Tahnee est d’une de ces humoristes qui illumine la scène dès qu’elle y apparaît. Sa bonne humeur, sa manière d’échanger avec son public et de tourner en ridicule la lesbophobie et les préjugés font de L’autre, son premier spectacle, un stand-up à la simplicité et l’efficacité rafraichissante. Il faut dire que l’humoriste joue ce show depuis bientôt six ans, le réécrivant selon les aventures qu’elle vit. Alors qu’elle revient d’une de ses dates de tournée et qu’elle s’apprête à rejouer au théâtre de l’Européen, nous avons échangé avec Tahnee sur son parcours et la façon dont la scène humoristique, mais aussi sa carrière, a évolué ces dernières années.

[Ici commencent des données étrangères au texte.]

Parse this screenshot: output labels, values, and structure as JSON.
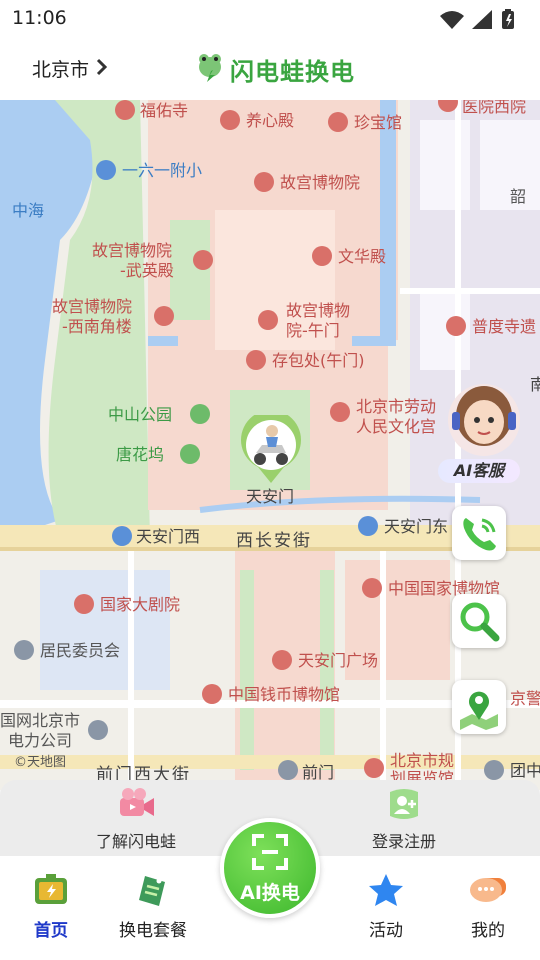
{
  "status": {
    "time": "11:06"
  },
  "header": {
    "city": "北京市",
    "brand": "闪电蛙换电"
  },
  "map": {
    "pois": [
      {
        "label": "福佑寺"
      },
      {
        "label": "养心殿"
      },
      {
        "label": "珍宝馆"
      },
      {
        "label": "医院西院"
      },
      {
        "label": "一六一附小"
      },
      {
        "label": "中海"
      },
      {
        "label": "故宫博物院"
      },
      {
        "label": "韶"
      },
      {
        "label": "故宫博物院"
      },
      {
        "label": "-武英殿"
      },
      {
        "label": "文华殿"
      },
      {
        "label": "故宫博物院"
      },
      {
        "label": "-西南角楼"
      },
      {
        "label": "故宫博物"
      },
      {
        "label": "院-午门"
      },
      {
        "label": "普度寺遗"
      },
      {
        "label": "存包处(午门)"
      },
      {
        "label": "中山公园"
      },
      {
        "label": "北京市劳动"
      },
      {
        "label": "人民文化宫"
      },
      {
        "label": "唐花坞"
      },
      {
        "label": "天安门"
      },
      {
        "label": "天安门西"
      },
      {
        "label": "天安门东"
      },
      {
        "label": "中国国家博物馆"
      },
      {
        "label": "国家大剧院"
      },
      {
        "label": "居民委员会"
      },
      {
        "label": "天安门广场"
      },
      {
        "label": "中国钱币博物馆"
      },
      {
        "label": "国网北京市"
      },
      {
        "label": "电力公司"
      },
      {
        "label": "©天地图"
      },
      {
        "label": "前门"
      },
      {
        "label": "北京市规"
      },
      {
        "label": "划展览馆"
      },
      {
        "label": "团中"
      },
      {
        "label": "京警"
      },
      {
        "label": "南"
      },
      {
        "label": "西长安街"
      },
      {
        "label": "前门西大街"
      }
    ]
  },
  "ai_service": {
    "label": "AI客服"
  },
  "quick_actions": [
    {
      "label": "了解闪电蛙",
      "icon": "video-camera-icon"
    },
    {
      "label": "登录注册",
      "icon": "user-add-icon"
    }
  ],
  "center_button": {
    "label": "AI换电"
  },
  "tabs": [
    {
      "label": "首页",
      "icon": "battery-home-icon",
      "active": true
    },
    {
      "label": "换电套餐",
      "icon": "package-tag-icon",
      "active": false
    },
    {
      "label": "活动",
      "icon": "star-icon",
      "active": false
    },
    {
      "label": "我的",
      "icon": "chat-bubble-icon",
      "active": false
    }
  ],
  "colors": {
    "brand_green": "#3aa540",
    "active_tab": "#1f39c9",
    "poi_red": "#c0504d"
  }
}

Canal de l’Ourcq, comeback du beau temps en même temps que le retour de Beyoncé… C’est d’ailleurs la première chose que l’on évoque avec Tahnee dès son arrivée en terrasse, bien qu’elle n’ait pas eu le temps d’écouter Cowboy Carter aussi assidument qu’elle le voudrait. Faut dire que l’humoriste court de scènes en scènes depuis déjà plusieurs semaines. Ce soir, deuxième soirée avec la troupe du Cabaret de Poussière. Quelques jours auparavant, dates de tournée et grande première sur la scène de l’Européen, début d’un rendez-vous mensuel qui durera jusqu’à fin juin.

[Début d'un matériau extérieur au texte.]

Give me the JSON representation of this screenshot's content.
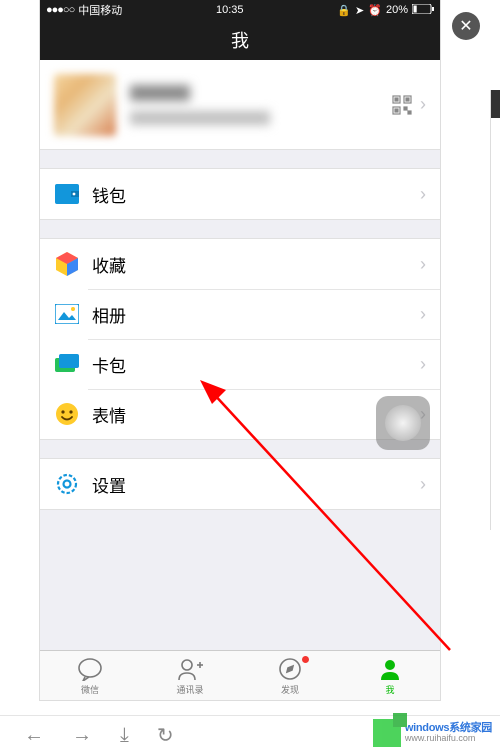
{
  "status": {
    "signal": "●●●○○",
    "carrier": "中国移动",
    "time": "10:35",
    "battery_pct": "20%"
  },
  "nav": {
    "title": "我"
  },
  "menu": {
    "wallet": "钱包",
    "favorites": "收藏",
    "album": "相册",
    "cards": "卡包",
    "stickers": "表情",
    "settings": "设置"
  },
  "tabs": {
    "chats": "微信",
    "contacts": "通讯录",
    "discover": "发现",
    "me": "我"
  },
  "watermark": {
    "line1": "windows系统家园",
    "line2": "www.ruihaifu.com"
  },
  "colors": {
    "accent": "#09bb07",
    "badge": "#f43530",
    "bg": "#efeff4"
  }
}
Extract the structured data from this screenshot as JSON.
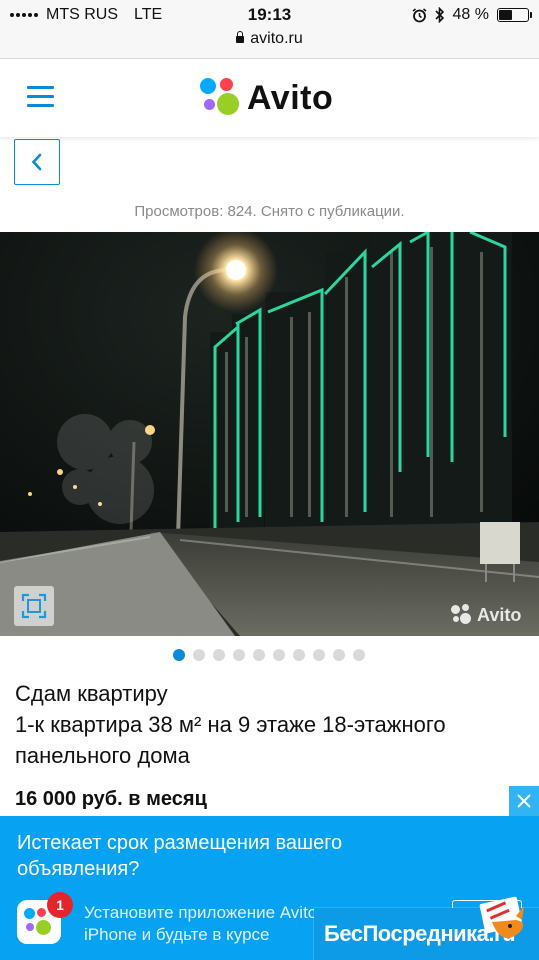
{
  "status_bar": {
    "carrier": "MTS RUS",
    "network": "LTE",
    "time": "19:13",
    "battery": "48 %",
    "battery_level": 0.48,
    "url": "avito.ru"
  },
  "header": {
    "logo_text": "Avito",
    "logo_colors": [
      "#01aaff",
      "#ff4053",
      "#97cf26",
      "#a169f7"
    ]
  },
  "listing": {
    "views_text": "Просмотров: 824. Снято с публикации.",
    "photo_watermark": "Avito",
    "photo_count": 10,
    "active_photo_index": 0,
    "title_line1": "Сдам квартиру",
    "title_line2": "1-к квартира 38 м² на 9 этаже 18-этажного панельного дома",
    "price": "16 000 руб. в месяц"
  },
  "banner": {
    "headline": "Истекает срок размещения вашего объявления?",
    "badge_count": "1",
    "install_text": "Установите приложение Avito для iPhone и будьте в курсе",
    "background": "#08a2f3"
  },
  "overlay": {
    "brand_text": "БесПосредника",
    "brand_suffix": ".ru"
  },
  "colors": {
    "accent": "#0a8ad8",
    "dot_inactive": "#d9d9d9",
    "badge": "#e2262c"
  }
}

Alors avec un programme aussi chargé au sein de la capitale, pourquoi en plus courir dans toute la France ? « Moi j’adore être en tournée car c’est un vrai besoin en dehors de Paris, les gens sont trop contents. » nous explique Tahnee, en souriant. « Ils réservent hyper à l’avance et j’aime bien découvrir d’autres énergies, je me rends encore plus compte à quel point le spectacle est nécessaire. En plus moi, comme j’ai grandi en Normandie, j’avais pas de représentation, ça compte pour moi de le faire. »

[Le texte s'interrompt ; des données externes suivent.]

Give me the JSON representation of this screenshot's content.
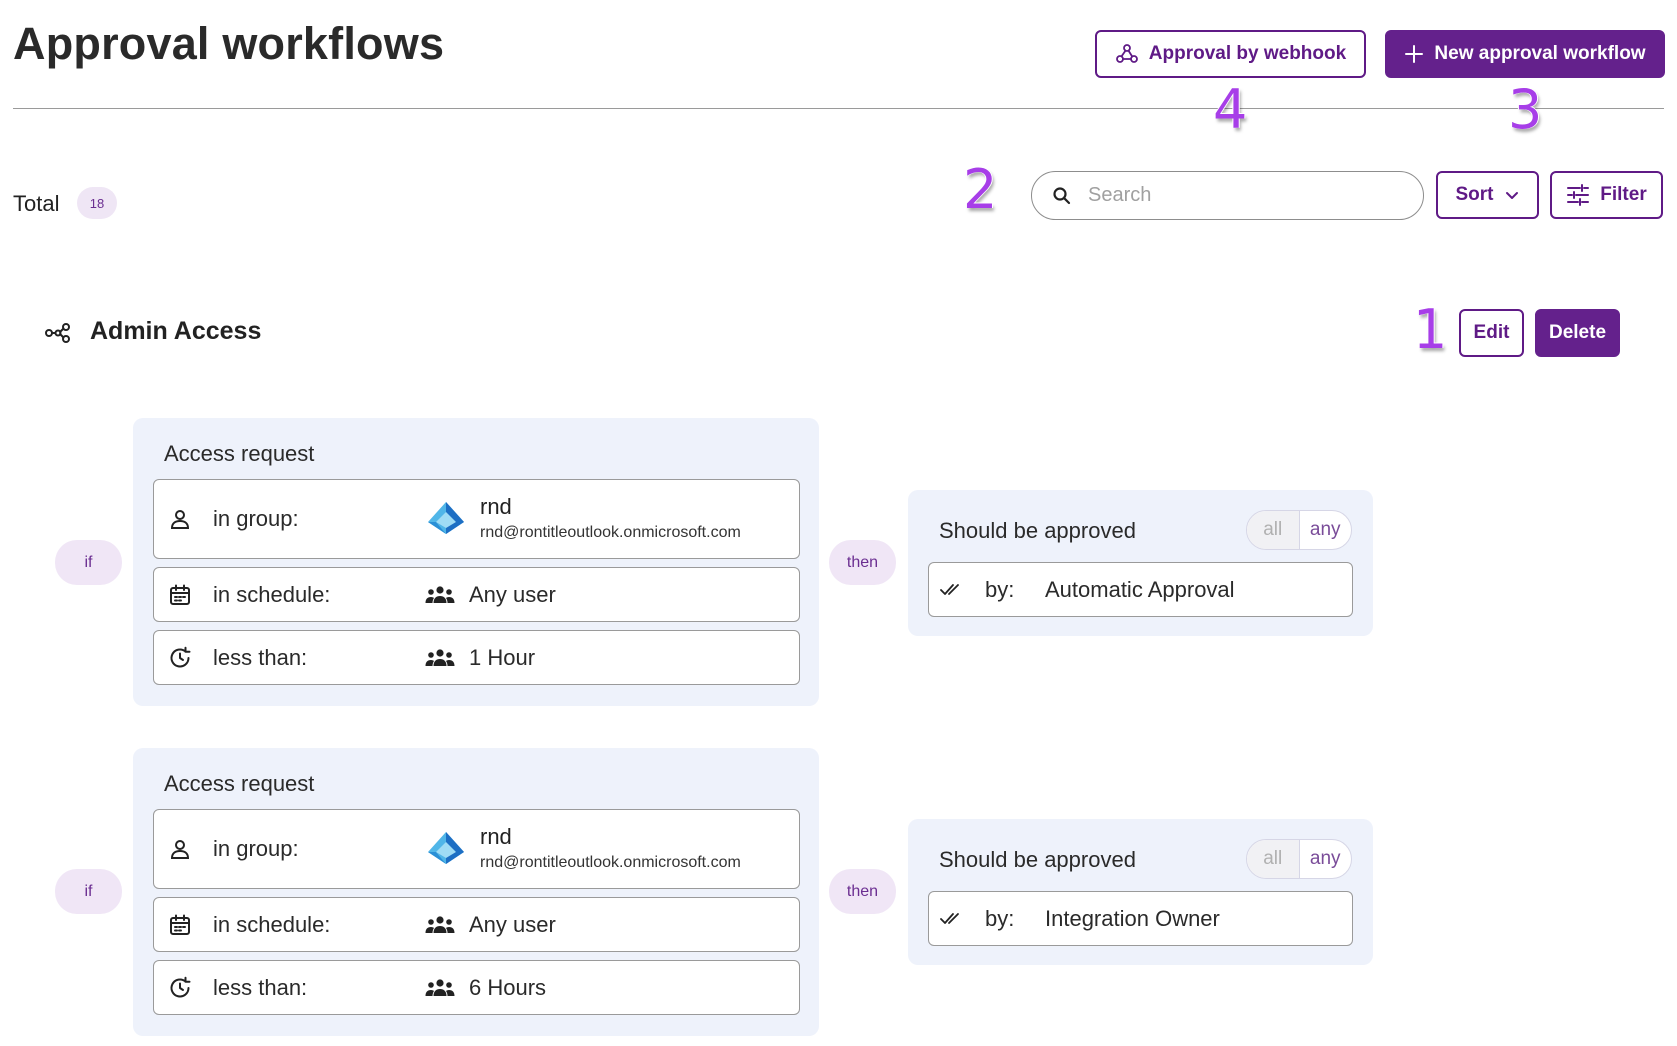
{
  "header": {
    "title": "Approval workflows",
    "webhook_button": "Approval by webhook",
    "new_button": "New approval workflow"
  },
  "markers": [
    "1",
    "2",
    "3",
    "4"
  ],
  "toolbar": {
    "total_label": "Total",
    "total_count": "18",
    "search_placeholder": "Search",
    "sort_label": "Sort",
    "filter_label": "Filter"
  },
  "workflow": {
    "name": "Admin Access",
    "edit_label": "Edit",
    "delete_label": "Delete",
    "rules": [
      {
        "if_label": "if",
        "then_label": "then",
        "condition": {
          "title": "Access request",
          "group_label": "in group:",
          "group_name": "rnd",
          "group_email": "rnd@rontitleoutlook.onmicrosoft.com",
          "schedule_label": "in schedule:",
          "schedule_value": "Any user",
          "duration_label": "less than:",
          "duration_value": "1 Hour"
        },
        "approval": {
          "title": "Should be approved",
          "toggle_all": "all",
          "toggle_any": "any",
          "by_label": "by:",
          "by_value": "Automatic Approval"
        }
      },
      {
        "if_label": "if",
        "then_label": "then",
        "condition": {
          "title": "Access request",
          "group_label": "in group:",
          "group_name": "rnd",
          "group_email": "rnd@rontitleoutlook.onmicrosoft.com",
          "schedule_label": "in schedule:",
          "schedule_value": "Any user",
          "duration_label": "less than:",
          "duration_value": "6 Hours"
        },
        "approval": {
          "title": "Should be approved",
          "toggle_all": "all",
          "toggle_any": "any",
          "by_label": "by:",
          "by_value": "Integration Owner"
        }
      }
    ]
  },
  "icons": {
    "webhook": "webhook-icon",
    "plus": "plus-icon",
    "search": "search-icon",
    "sort": "chevron-down-icon",
    "filter": "sliders-icon",
    "workflow": "workflow-icon",
    "user": "user-icon",
    "calendar": "calendar-icon",
    "clock": "clock-history-icon",
    "group": "group-users-icon",
    "azure": "azure-ad-icon",
    "check": "double-check-icon"
  },
  "colors": {
    "brand": "#64218c",
    "marker": "#a73ee8",
    "card_bg": "#eef2fb",
    "pill_bg": "#f0e6f6"
  }
}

Souvent et particulièrement en tournée, Tahnee reçoit des nombreux messages sur les réseaux sociaux, de soutien comme de petites confessions de jeunes queers. Récemment, une jeune femme venue avec ses parents lui a écrit, lui témoignant à quel point elle était heureuse de venir avec ses parents. « Elle était aussi à la première de l’Européen, elle m’a laissé un nouveau mot en disant qu’elle écoutait ma chanson « je ne suis plus hétéro » en attendant de la faire écouter à ses parents pour faire son coming-out. »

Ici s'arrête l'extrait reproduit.